Do not speak of the king in the negative, even if and when he is negative. When the poet cannot submit to the royal order, the symbiotic relationship is no longer tenable and must be severed for the good of the kingdom. The poet becomes a banned person. No one must speak with him, no one must read his books. He is a danger to society and to himself since he refuses to submit to the rules and regulations, policies and precepts of the royal order. He is labeled agitator, opposition, revolutionary, thus a danger to the security of the state, even his books are dangerous and fictional characters must be rounded up and incarcerated for crimes against the state. I am thinking of the Kenyan writer Ngugi wa Thiongo. In Native Son, the lawyer said, "Every glance of the eye is a threat; his very presence is a crime against the state." He was not speaking of an artist but the oppressed man, Bigger Thomas. But in the manner of Ngugi, was not only his characters but Richard Wright himself was a danger to society and died in mysterious circumstances in Paris?

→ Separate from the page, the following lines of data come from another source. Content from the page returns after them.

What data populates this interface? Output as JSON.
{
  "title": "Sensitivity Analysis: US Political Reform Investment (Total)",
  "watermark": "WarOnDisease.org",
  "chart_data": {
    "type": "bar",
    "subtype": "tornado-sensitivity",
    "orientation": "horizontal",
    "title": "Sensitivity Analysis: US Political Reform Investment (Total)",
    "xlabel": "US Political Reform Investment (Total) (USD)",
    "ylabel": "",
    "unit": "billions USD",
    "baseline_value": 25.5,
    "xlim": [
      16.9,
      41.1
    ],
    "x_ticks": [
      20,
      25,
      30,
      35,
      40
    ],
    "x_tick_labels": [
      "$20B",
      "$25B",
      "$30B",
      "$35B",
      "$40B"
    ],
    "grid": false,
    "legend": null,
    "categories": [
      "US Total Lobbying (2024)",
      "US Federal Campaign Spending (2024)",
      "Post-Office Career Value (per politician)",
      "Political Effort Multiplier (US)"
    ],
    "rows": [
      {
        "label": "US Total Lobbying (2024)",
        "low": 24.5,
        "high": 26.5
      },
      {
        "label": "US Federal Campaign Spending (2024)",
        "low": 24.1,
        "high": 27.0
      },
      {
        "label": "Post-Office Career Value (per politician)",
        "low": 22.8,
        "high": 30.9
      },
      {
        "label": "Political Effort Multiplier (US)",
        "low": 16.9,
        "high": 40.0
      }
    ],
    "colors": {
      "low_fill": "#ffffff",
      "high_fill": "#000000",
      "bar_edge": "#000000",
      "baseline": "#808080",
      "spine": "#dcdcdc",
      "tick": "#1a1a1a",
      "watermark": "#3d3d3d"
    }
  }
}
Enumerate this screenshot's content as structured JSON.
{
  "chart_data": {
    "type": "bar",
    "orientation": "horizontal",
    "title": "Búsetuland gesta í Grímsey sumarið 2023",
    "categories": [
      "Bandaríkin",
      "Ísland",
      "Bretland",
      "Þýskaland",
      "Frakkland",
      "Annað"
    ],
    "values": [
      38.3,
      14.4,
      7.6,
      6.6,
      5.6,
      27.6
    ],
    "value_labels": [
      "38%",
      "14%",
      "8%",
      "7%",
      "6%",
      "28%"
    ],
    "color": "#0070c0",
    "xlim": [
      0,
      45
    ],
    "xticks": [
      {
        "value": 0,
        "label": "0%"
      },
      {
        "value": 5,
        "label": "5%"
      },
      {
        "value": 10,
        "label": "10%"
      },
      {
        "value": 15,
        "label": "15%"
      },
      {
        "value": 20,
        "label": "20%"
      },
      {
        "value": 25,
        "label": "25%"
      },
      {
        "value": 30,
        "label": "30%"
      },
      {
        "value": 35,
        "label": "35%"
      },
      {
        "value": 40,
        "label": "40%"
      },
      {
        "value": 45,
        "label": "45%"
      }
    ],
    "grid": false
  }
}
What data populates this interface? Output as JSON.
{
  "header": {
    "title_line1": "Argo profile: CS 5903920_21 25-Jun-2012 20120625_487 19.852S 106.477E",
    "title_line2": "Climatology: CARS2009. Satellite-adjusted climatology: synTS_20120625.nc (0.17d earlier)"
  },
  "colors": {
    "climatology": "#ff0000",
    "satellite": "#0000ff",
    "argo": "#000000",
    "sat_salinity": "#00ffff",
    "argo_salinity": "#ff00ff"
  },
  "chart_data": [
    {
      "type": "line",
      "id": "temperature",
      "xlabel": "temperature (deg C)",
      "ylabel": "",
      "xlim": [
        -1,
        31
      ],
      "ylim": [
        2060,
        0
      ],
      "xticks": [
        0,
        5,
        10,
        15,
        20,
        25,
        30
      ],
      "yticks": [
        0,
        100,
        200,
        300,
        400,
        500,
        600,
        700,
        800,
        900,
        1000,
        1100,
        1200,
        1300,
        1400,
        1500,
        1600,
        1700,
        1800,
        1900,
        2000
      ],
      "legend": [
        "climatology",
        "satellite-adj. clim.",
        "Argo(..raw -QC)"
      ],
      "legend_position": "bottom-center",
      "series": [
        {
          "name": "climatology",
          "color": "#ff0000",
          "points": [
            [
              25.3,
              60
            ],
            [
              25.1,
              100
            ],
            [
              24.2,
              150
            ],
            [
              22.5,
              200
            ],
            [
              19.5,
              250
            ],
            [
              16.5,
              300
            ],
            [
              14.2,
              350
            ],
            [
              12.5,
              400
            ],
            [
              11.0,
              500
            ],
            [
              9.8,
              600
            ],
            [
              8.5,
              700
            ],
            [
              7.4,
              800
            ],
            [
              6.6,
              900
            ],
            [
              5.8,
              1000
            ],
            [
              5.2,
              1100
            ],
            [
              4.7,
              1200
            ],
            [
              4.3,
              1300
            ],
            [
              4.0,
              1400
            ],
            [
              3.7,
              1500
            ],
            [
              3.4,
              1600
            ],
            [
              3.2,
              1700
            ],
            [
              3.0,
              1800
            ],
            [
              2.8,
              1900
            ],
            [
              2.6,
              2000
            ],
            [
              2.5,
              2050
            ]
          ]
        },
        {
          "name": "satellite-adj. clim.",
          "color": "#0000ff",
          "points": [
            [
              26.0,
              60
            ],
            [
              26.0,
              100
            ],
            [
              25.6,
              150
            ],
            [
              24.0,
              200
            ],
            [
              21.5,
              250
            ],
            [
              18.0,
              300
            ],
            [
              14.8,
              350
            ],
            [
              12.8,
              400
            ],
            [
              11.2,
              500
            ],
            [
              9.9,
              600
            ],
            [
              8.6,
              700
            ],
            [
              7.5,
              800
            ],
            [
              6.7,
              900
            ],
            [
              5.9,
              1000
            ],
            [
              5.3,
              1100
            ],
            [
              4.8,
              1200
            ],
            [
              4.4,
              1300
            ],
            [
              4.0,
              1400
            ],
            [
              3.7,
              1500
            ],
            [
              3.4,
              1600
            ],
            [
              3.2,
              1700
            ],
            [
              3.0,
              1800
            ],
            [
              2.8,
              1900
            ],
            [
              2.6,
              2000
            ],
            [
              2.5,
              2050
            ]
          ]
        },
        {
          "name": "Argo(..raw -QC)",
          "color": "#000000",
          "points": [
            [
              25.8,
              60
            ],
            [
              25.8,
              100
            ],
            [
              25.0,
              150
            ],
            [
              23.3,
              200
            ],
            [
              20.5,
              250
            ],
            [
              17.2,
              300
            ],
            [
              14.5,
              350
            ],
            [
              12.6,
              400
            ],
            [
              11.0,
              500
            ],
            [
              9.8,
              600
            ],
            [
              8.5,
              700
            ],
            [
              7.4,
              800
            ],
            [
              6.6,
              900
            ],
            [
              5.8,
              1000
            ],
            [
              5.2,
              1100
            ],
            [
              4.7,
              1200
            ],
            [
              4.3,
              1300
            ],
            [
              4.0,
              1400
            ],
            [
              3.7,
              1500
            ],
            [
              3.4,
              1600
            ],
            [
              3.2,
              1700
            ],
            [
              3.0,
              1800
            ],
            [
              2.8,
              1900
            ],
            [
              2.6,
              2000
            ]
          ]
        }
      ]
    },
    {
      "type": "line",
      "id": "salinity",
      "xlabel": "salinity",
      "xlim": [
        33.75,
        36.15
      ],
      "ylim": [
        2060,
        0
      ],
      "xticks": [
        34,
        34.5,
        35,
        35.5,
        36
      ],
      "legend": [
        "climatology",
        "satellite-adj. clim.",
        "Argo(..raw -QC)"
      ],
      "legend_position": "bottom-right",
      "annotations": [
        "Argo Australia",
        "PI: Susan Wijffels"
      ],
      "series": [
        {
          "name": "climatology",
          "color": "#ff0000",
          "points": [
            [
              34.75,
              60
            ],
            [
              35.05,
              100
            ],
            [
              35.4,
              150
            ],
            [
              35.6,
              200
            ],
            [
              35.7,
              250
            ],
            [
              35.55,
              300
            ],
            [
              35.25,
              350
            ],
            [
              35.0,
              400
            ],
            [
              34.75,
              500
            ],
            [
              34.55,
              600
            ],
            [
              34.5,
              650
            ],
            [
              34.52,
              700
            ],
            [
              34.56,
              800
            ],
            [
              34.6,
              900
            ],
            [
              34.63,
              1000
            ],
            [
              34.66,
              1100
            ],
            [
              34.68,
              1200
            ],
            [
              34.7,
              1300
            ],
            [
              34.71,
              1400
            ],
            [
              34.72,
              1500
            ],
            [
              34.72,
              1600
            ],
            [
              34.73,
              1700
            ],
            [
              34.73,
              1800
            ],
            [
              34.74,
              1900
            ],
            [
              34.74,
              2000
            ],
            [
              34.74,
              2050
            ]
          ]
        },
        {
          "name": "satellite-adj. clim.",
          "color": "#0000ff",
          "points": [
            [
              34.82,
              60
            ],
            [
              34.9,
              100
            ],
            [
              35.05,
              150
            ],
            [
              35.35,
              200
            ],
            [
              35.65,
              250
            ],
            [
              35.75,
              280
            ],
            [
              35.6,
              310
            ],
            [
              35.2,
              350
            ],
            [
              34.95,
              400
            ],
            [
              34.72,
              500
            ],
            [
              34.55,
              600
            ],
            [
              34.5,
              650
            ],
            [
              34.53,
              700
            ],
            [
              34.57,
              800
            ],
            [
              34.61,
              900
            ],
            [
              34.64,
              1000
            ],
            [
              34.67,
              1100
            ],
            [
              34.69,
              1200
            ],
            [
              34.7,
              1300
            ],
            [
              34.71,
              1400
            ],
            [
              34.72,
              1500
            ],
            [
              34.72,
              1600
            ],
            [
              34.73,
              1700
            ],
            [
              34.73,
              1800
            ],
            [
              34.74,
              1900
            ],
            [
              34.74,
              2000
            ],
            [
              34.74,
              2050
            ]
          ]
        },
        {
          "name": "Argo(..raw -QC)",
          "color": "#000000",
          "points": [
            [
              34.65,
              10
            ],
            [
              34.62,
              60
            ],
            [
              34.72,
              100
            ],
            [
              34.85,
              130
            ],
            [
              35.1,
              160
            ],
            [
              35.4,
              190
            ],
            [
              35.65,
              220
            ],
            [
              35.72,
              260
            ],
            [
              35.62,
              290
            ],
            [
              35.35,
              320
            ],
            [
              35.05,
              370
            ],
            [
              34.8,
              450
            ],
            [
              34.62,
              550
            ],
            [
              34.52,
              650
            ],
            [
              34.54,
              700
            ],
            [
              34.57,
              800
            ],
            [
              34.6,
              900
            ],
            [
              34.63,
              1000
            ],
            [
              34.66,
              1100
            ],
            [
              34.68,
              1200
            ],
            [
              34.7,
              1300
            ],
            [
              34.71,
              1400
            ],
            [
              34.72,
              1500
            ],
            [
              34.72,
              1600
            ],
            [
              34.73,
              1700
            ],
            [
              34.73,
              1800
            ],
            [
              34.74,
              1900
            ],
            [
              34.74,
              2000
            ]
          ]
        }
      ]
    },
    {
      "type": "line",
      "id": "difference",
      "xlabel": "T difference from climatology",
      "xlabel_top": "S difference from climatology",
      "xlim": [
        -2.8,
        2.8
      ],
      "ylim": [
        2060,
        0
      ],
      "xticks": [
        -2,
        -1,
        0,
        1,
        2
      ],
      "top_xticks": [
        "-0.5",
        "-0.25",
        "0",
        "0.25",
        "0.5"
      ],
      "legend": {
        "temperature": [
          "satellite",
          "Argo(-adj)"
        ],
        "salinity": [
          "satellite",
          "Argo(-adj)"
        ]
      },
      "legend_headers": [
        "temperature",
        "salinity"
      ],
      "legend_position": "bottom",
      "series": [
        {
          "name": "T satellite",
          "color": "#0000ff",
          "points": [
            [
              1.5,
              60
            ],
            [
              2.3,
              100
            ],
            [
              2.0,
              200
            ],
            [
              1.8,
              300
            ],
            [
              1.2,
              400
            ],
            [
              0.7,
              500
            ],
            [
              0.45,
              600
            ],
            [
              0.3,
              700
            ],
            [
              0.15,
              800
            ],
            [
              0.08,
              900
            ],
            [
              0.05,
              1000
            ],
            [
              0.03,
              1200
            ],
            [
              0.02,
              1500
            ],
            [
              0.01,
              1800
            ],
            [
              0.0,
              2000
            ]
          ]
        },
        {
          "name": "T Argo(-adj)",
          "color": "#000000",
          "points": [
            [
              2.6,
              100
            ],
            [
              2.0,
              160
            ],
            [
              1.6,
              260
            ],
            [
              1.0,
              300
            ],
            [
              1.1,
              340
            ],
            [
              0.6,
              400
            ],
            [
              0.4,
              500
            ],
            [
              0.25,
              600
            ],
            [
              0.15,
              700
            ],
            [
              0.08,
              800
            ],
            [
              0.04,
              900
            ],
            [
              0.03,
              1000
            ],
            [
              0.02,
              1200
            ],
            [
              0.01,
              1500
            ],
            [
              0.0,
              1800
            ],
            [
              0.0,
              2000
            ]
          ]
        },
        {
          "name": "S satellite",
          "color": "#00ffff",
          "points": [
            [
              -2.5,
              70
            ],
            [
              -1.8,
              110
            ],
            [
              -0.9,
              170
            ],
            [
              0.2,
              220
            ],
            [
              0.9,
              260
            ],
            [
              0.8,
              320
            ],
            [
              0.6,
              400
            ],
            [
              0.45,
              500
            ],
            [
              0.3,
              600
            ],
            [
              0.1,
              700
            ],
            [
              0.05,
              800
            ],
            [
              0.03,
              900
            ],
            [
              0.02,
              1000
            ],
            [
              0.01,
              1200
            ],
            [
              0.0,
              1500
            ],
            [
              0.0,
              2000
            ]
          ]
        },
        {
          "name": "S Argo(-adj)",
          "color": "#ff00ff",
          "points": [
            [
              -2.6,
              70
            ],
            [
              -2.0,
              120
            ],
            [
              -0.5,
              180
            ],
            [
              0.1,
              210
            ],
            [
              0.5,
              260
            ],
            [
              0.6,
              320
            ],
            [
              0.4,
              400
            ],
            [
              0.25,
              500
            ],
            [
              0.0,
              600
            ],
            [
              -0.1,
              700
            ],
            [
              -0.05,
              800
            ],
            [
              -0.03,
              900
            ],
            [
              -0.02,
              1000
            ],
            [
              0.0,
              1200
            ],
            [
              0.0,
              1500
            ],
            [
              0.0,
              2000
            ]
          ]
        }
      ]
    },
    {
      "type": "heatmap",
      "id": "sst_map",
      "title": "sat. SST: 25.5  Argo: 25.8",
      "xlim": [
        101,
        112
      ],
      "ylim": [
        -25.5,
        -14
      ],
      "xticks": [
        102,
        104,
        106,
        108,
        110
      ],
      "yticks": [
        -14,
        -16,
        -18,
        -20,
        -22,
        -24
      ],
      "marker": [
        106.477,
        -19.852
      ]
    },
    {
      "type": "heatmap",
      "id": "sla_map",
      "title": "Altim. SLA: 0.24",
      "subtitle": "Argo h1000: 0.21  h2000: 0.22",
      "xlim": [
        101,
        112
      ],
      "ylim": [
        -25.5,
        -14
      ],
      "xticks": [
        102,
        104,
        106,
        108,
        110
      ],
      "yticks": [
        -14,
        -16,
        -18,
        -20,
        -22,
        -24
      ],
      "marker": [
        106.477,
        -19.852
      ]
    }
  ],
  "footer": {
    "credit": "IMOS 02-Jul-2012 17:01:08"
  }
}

And them came James Baldwin deposing Richard Wright of the Black literary heavyweight championship. And Baldwin did great until The Fire Next Time when he got the bright idea to interview the Most Honorable Elijah Muhammad. Pharaoh said enough! Shut the fuck up, we don't care if you gay or straight, shut the fuck up. Baldwin wouldn't shut up. I was blessed to interview him in his apartment across from Central Park, New York, a cold December, 1968: he had no heat in his apartment. Among other things, he said to me, "How dare they talk about the Prince of Peace while they bomb the hell out of Vietnam! Your condition proves they don't believe in Jesus, Prince of Peace. Just look at your condition. It's a miracle for a black father to raise a son in these conditions and I applaud the fathers who are able to do so. Nothing else happened here except us, nothing else happened. It's a wonder we all haven't gone stark raving mad!"